The Australian media is gripped with Tendulkar-mania with the newspapers going overdrive on his meticulous preparation for the second Test starting in Sydney on Tuesday, with the anticipation of his 100th international century at the SCG, his "favourite ground" outside India.
Tendulkar averages a staggering 221 at the SCG and he has two centuries and a double century from just four Tests with a highest score of unbeaten 241, and the media here is anticipating for him to complete his 100th international ton at the historic ground.
"Watching Tendulkar in the nets was a study in how hard excellence is earned. How nothing is taken for granted, nothing gained without effort, nothing left to chance. Every action is accountable. There is always something to be learned, always an extra effort to be made," a write up in The Australian said.
"He was a study in forensic training. A man working fastidiously to attend to something that undid his careful calibrations in the first Test," the newspaper said.
In the first Test in Melbourne, which India lost by 122 runs, pacer Peter Siddle had Tendulkar bowled off an inside edge from an innocuous-looking delivery with the Indian stalwart out on a loose shot.
"He spent an hour getting his net specialists to work on the problem. He batted for a whole hour, rarely did he take a ball -- apart from those bowled by his son -- from 22 yards.
The two throw-down specialists and a staff bowler hurled balls at him from about 15 metres," the newspaper said.

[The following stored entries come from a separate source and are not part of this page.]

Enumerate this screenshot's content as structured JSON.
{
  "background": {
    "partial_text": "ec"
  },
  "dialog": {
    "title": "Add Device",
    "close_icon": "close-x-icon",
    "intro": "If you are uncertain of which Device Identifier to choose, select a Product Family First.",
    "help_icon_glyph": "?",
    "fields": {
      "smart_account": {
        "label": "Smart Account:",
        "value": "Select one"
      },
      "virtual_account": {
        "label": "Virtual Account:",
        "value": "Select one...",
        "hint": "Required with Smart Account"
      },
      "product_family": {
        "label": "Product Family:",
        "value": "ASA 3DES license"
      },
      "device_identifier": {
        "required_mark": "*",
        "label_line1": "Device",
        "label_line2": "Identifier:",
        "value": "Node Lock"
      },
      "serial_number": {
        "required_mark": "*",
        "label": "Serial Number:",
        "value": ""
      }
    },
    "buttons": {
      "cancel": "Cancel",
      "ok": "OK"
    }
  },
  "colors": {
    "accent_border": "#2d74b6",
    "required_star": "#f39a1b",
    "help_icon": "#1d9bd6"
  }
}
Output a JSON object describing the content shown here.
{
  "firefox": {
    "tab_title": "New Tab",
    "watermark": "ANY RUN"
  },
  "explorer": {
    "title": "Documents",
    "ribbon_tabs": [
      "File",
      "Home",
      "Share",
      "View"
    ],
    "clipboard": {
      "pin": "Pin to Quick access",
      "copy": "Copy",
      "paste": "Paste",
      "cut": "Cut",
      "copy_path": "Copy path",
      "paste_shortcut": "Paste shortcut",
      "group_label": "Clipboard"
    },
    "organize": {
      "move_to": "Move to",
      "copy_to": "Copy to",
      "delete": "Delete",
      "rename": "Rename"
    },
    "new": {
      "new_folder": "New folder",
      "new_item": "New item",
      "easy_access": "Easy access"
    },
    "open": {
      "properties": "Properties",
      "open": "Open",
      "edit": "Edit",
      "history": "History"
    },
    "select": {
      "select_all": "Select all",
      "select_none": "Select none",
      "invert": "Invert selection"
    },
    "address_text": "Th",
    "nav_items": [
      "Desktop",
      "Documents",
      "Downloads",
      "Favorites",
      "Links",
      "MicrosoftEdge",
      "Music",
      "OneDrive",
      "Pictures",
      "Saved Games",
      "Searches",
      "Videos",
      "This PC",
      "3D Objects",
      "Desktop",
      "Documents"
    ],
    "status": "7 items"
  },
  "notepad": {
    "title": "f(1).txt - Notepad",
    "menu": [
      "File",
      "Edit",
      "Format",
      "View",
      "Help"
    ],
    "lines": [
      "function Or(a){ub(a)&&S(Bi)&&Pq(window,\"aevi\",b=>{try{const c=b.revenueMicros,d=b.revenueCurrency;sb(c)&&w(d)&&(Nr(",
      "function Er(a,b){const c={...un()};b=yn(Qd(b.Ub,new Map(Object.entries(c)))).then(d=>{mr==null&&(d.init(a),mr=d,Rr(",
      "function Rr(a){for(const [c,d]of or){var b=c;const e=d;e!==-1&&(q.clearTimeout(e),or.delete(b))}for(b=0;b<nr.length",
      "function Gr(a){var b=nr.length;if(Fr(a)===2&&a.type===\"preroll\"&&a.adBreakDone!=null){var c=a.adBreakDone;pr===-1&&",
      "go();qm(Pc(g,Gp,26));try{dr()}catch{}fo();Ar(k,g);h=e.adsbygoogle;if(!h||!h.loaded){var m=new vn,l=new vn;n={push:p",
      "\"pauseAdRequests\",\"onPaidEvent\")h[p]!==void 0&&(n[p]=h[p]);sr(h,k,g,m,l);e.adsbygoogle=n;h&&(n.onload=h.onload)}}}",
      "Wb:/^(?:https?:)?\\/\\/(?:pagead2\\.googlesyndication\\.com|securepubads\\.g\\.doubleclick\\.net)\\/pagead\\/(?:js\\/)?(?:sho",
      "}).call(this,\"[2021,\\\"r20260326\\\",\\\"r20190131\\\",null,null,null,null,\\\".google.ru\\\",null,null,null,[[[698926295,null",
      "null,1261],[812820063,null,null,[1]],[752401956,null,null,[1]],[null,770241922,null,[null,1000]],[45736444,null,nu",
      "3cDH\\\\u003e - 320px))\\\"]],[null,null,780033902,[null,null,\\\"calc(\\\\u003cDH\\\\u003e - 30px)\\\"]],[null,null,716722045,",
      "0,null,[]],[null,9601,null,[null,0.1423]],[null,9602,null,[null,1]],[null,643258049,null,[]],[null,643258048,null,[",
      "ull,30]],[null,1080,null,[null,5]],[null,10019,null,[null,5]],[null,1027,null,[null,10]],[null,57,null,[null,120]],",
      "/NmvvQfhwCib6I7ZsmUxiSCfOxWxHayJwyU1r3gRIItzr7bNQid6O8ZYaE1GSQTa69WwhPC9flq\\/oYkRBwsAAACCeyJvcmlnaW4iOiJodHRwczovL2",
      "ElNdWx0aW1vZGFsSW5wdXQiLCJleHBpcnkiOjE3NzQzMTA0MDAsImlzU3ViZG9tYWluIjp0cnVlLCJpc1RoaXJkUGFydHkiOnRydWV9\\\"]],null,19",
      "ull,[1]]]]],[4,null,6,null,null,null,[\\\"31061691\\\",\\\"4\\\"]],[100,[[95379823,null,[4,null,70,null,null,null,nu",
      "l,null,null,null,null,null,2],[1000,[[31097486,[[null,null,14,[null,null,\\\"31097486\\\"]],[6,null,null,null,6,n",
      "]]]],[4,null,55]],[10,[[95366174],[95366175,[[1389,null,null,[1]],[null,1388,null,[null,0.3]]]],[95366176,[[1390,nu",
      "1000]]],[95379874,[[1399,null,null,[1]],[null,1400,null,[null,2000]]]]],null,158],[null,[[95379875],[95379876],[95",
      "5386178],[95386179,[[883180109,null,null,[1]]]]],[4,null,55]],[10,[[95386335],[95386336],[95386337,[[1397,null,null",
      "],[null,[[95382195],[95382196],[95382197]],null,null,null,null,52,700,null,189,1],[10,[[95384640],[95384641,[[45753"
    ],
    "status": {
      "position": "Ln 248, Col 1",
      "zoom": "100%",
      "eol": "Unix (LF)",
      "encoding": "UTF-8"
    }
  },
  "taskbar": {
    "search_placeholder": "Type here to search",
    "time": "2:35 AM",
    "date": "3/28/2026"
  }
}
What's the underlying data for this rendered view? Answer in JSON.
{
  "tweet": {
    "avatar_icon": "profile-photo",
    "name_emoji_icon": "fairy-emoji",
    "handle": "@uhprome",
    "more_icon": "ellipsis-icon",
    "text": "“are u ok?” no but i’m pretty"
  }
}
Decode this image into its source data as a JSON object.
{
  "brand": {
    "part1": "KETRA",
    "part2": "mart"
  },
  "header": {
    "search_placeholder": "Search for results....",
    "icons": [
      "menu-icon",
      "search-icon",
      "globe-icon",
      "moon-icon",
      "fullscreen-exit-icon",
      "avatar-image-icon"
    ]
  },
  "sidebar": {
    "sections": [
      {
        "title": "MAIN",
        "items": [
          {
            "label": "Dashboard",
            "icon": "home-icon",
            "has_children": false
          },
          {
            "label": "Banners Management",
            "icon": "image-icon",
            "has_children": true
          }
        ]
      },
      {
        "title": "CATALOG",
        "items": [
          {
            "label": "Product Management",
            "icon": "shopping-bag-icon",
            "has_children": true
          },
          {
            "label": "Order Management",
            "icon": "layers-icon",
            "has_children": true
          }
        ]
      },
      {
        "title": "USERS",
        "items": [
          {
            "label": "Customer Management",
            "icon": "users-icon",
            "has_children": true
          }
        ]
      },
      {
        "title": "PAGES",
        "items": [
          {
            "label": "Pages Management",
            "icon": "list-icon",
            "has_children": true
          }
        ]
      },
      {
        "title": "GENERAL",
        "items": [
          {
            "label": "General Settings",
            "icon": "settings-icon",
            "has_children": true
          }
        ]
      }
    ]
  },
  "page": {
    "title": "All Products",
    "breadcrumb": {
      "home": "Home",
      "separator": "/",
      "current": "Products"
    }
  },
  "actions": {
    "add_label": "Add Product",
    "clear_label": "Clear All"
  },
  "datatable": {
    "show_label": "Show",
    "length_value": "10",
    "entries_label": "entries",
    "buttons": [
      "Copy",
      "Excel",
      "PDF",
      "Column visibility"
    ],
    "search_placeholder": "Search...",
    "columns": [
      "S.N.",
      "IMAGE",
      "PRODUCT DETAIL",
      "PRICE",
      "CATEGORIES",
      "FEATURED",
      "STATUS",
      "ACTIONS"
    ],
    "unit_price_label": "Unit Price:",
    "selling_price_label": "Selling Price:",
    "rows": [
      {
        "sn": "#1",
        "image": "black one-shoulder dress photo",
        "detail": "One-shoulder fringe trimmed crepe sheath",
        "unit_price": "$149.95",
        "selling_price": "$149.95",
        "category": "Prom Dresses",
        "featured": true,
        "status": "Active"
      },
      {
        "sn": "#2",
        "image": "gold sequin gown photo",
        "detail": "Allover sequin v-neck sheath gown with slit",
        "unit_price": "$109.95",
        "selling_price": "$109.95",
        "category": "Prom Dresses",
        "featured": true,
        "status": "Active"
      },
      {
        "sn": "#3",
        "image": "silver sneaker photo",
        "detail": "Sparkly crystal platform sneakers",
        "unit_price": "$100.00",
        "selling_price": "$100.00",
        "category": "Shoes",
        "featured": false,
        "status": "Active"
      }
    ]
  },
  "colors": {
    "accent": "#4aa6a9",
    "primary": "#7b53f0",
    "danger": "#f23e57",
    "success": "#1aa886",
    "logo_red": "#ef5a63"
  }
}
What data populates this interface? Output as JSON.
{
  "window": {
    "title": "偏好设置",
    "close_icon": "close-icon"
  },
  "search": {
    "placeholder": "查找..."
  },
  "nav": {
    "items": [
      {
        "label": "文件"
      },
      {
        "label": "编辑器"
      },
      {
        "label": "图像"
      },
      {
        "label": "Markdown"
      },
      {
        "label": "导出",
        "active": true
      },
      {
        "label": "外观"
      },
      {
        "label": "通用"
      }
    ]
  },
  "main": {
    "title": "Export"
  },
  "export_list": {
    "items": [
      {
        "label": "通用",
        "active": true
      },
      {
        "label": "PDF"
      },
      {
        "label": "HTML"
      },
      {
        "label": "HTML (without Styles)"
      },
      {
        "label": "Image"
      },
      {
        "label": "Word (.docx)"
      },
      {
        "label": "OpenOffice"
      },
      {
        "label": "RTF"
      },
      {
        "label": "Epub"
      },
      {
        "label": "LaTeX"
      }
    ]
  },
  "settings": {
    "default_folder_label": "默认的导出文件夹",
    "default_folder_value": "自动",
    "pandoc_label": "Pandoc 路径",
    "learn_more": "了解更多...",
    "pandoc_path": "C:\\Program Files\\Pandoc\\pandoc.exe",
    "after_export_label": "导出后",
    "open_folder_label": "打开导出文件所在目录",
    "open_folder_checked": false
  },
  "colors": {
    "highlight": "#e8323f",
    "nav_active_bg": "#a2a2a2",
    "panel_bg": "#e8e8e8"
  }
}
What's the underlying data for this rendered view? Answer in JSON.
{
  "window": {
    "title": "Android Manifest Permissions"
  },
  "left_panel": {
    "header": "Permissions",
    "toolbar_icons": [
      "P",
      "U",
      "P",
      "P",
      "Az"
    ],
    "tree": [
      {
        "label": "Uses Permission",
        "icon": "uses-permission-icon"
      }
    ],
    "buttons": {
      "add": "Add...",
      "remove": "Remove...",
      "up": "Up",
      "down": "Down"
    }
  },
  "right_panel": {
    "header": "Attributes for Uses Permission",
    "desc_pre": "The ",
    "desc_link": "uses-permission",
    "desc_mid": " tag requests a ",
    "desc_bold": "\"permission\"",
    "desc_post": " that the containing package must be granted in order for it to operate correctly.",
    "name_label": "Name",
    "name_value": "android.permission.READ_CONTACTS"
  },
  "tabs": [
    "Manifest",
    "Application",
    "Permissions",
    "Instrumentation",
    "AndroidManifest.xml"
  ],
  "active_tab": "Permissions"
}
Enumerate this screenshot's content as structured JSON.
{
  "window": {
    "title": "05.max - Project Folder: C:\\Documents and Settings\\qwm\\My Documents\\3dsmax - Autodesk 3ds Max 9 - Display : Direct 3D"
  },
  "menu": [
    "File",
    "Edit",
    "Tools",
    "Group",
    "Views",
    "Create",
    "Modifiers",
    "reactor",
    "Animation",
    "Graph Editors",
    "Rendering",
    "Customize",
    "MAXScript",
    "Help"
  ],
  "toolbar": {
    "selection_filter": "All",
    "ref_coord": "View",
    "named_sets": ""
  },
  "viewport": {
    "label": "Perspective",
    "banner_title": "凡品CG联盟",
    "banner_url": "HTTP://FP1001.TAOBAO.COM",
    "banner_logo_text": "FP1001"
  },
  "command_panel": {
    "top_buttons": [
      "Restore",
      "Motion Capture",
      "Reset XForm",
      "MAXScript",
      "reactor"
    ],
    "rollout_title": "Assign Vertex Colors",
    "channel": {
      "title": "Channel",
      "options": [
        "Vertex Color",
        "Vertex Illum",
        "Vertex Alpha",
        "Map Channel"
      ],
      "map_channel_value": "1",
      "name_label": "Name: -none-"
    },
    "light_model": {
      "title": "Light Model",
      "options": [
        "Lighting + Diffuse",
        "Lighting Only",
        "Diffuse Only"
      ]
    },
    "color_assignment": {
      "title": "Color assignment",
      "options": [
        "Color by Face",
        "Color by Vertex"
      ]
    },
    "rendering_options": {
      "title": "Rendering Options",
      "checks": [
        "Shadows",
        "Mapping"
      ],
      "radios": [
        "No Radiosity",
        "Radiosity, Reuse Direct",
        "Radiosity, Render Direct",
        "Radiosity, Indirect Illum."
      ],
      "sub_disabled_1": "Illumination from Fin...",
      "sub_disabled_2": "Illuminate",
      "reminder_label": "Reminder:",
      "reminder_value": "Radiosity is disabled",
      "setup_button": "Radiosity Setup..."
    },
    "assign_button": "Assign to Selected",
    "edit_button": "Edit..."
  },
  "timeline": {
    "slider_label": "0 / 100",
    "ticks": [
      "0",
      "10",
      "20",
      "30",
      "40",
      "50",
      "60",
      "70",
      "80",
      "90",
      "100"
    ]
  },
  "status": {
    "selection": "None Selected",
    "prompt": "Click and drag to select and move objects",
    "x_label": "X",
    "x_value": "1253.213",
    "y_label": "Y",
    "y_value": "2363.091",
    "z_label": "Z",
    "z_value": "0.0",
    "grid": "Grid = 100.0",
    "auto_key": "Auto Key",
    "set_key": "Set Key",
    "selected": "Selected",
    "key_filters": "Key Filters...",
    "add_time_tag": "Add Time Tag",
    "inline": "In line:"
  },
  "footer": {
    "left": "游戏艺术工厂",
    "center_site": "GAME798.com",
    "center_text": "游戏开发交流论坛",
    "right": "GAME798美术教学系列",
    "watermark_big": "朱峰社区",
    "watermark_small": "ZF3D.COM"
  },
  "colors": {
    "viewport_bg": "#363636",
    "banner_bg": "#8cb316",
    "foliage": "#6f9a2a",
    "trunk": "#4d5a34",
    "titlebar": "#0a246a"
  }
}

"Tendulkar instructed Raghavendra (throw-down specialist) to deliver the ball from the edge of the practice wicket which is narrower than a Test strip," it said.
The local media were also enamoured by Tendulkar's 12-year-old son Arjun who spent time at the nets with his father.
"Arjun Tendulkar, the son of Test cricket's greatest run-scorer, is a boy already used to the attention that comes with being the son of an icon. Bowling at his father at Moore Park, as India stepped up preparations for the second Test against Australia starting tomorrow, he acted as if he was one of Duncan Fletcher's squad," a write-up in Sydney Morning Herald said.
"While his father continues his quest for a 100th international hundred, keeping the cricket world holding its breath with each attempt, Arjun is busy making a name for himself, and not just in the Sydney nets," it said.
"The 12-year-old, clad in Team India training gear and a wide smile, strode in from a short run-off at the SCG practice nets and tried to find a way past his watchful dad, a man who holds a cricket bat like a wand. He was fended off, time after time. This is backyard cricket when your father is Sachin Tendulkar. You can't expect to get him out too often."
Other newspapers carried stories on Tendulkar's humility with accolades from current and former players, including Sunil Gavaskar, Shane Warne, Brian Lara, Ian Botham, Gary Kirsten, Mahendra Singh Dhoni and Zaheer Khan.